Nous enchainons ensuite par une balade sur la presqu’ile jusqu’à un petit phare. Le soleil joue à cache-cache, de même que les enfants qui s’en donnent à cœur joie dans les vestiges de bunkers et tunnels de l’armée allemande. Partout en Norvège, on trouve des traces de l’occupation allemande. Le pays a en effet été occupé pendant les 5 années de la guerre, les allemands s’en servant comme base pour surveiller l’atlantique nord tout en sécurisant leur approvisionnement en fer en provenance de la Suède.
Et pour finir cette promenade, nous faisons un stop au « Drakkar », une étrange œuvre d’art en plein air, mi bateau viking mi squelette de baleine.

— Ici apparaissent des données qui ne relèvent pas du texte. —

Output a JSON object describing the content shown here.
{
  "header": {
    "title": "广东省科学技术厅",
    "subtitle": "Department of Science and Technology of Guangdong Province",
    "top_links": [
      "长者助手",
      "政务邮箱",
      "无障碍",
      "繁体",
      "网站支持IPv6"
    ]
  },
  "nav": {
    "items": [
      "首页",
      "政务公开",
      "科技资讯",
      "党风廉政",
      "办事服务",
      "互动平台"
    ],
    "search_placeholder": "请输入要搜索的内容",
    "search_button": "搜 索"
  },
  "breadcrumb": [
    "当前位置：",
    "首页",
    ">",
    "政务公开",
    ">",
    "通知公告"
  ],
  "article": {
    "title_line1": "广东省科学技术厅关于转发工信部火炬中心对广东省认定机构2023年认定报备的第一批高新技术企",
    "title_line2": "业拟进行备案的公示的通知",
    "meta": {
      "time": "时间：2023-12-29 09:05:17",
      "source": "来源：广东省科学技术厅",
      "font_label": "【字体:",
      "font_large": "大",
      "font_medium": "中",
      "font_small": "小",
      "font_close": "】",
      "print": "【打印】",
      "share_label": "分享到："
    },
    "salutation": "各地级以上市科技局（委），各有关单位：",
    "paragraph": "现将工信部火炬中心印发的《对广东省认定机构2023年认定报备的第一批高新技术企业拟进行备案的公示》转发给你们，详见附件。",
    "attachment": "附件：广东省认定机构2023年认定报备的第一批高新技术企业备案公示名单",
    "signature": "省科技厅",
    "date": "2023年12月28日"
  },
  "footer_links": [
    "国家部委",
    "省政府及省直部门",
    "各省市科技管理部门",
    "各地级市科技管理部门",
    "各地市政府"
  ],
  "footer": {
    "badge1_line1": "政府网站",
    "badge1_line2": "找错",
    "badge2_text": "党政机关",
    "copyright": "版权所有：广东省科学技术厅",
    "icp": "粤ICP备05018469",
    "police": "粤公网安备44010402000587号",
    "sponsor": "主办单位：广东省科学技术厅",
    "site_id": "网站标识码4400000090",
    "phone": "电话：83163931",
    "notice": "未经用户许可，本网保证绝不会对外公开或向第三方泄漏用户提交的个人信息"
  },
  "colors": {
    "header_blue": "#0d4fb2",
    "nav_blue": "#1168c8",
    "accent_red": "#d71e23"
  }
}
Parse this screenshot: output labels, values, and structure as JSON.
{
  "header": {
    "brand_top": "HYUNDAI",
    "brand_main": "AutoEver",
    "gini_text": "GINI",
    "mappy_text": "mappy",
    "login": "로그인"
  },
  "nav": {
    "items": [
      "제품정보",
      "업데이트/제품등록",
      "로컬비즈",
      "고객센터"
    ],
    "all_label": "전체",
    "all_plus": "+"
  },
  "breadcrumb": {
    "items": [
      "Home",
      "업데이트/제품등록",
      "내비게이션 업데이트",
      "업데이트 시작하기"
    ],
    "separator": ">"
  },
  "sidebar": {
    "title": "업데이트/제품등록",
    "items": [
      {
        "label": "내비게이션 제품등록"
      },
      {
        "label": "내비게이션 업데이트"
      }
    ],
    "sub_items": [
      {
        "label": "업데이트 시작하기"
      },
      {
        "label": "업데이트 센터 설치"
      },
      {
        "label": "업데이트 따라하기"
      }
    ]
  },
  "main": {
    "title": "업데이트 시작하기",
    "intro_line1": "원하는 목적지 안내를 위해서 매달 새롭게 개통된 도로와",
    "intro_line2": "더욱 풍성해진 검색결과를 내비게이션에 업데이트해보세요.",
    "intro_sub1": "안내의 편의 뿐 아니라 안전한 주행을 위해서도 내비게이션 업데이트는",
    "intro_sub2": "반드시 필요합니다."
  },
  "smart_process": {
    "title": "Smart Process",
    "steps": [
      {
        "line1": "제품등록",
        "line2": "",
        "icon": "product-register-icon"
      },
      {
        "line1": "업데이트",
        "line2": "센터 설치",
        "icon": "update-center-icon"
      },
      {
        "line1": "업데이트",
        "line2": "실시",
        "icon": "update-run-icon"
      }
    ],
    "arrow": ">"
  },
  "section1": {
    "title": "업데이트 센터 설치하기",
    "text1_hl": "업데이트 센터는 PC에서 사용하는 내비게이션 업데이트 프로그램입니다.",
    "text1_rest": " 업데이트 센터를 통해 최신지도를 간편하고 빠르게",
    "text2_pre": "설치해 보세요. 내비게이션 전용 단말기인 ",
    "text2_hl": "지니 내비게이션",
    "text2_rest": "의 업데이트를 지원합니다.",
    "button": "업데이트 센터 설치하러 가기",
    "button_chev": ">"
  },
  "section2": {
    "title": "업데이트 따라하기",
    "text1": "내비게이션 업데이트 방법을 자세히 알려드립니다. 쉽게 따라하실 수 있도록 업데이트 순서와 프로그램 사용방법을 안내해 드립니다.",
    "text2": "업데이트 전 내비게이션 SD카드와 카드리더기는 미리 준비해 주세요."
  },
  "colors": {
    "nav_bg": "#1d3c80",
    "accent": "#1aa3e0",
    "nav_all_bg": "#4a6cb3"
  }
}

Mais le soleil nous ayant quitté, nous ne nous attardons pas et remontons en vitesse nous réchauffer dans le camping-car.
Nous empruntons ensuite une très belle route à une voie qui, au bout de 88km, s’achève en impasse ! Le relief est étonnamment différent de ce que nous avons vu jusqu’à présent, avec des strates de roche noire déchiquetées se jetant dans la mer de Barents. Le village de Hamningberg, tout au bout, ne compte que quelques maisons. Nous restons 2 jours avec la sensation d’être au bout du monde. Une pluie fine tombe régulièrement, et nous ne faisons pas de balade cette fois-ci. Entre 2 averses, nous admirons 2 baleines au large. Après moultes recherches et discussions, nous pensons qu’il s’agit de globicéphales (pilote whales en anglais). Sur cette plage isolée, nous rencontrons une famille d’allemands en voyage depuis 2 ans et demi. C’est très rare de croiser des familles allemandes sur la route, car dans leur pays l’école (et non l’instruction, comme en France), est obligatoire et ils risquent de grosses amendes voire poursuites judiciaires s’ils retirent leurs enfants de l’école ! Nous passons le début de la soirée avec eux autour d’un bon feu et de Chamallow grillés, miam miam 😉 Un peu plus tard, alors que le ciel s’est dégagé, je regarde le ciel par la fenêtre et j’aperçois des lueurs vertes. Des aurores boréales ! Malgré le froid et l’humidité, nous sortons et nous nous retrouvons sous un spectacle hallucinant ! Des rideaux de lumière dansant au-dessus de nos têtes ! Louise, qui s’endort toujours très tard, nous rejoint (en petite culotte !), et nous réveillons les garçons pour qu’ils assistent au spectacle. Enfin… nous essayons ! Impossible de réveiller Martin malgré plusieurs tentatives, quant à Eliott il sort 3 minutes, la tête dans le ***, et préfère retourner se coucher. Nous restons donc avec notre poulette pendant une bonne vingtaine de minutes, à admirer cet incroyable spectacle que nous offre la nature. Moi qui prends la plupart de nos photos avec mon mobile ou en mode « auto » les rares fois où j’utilise notre boitier Reflexe, j’essaie de régler l’appareil photo en suivant scrupuleusement les conseils de voyageurs grands amateurs d’aurores boréales. Sans trépied (le nôtre est en Tanzanie !), c’est mission impossible, mais on arrive à prendre deux ou trois photos qui, à défaut d’être réussies, donnent quand même un petit aperçu de ce que nous avons vu.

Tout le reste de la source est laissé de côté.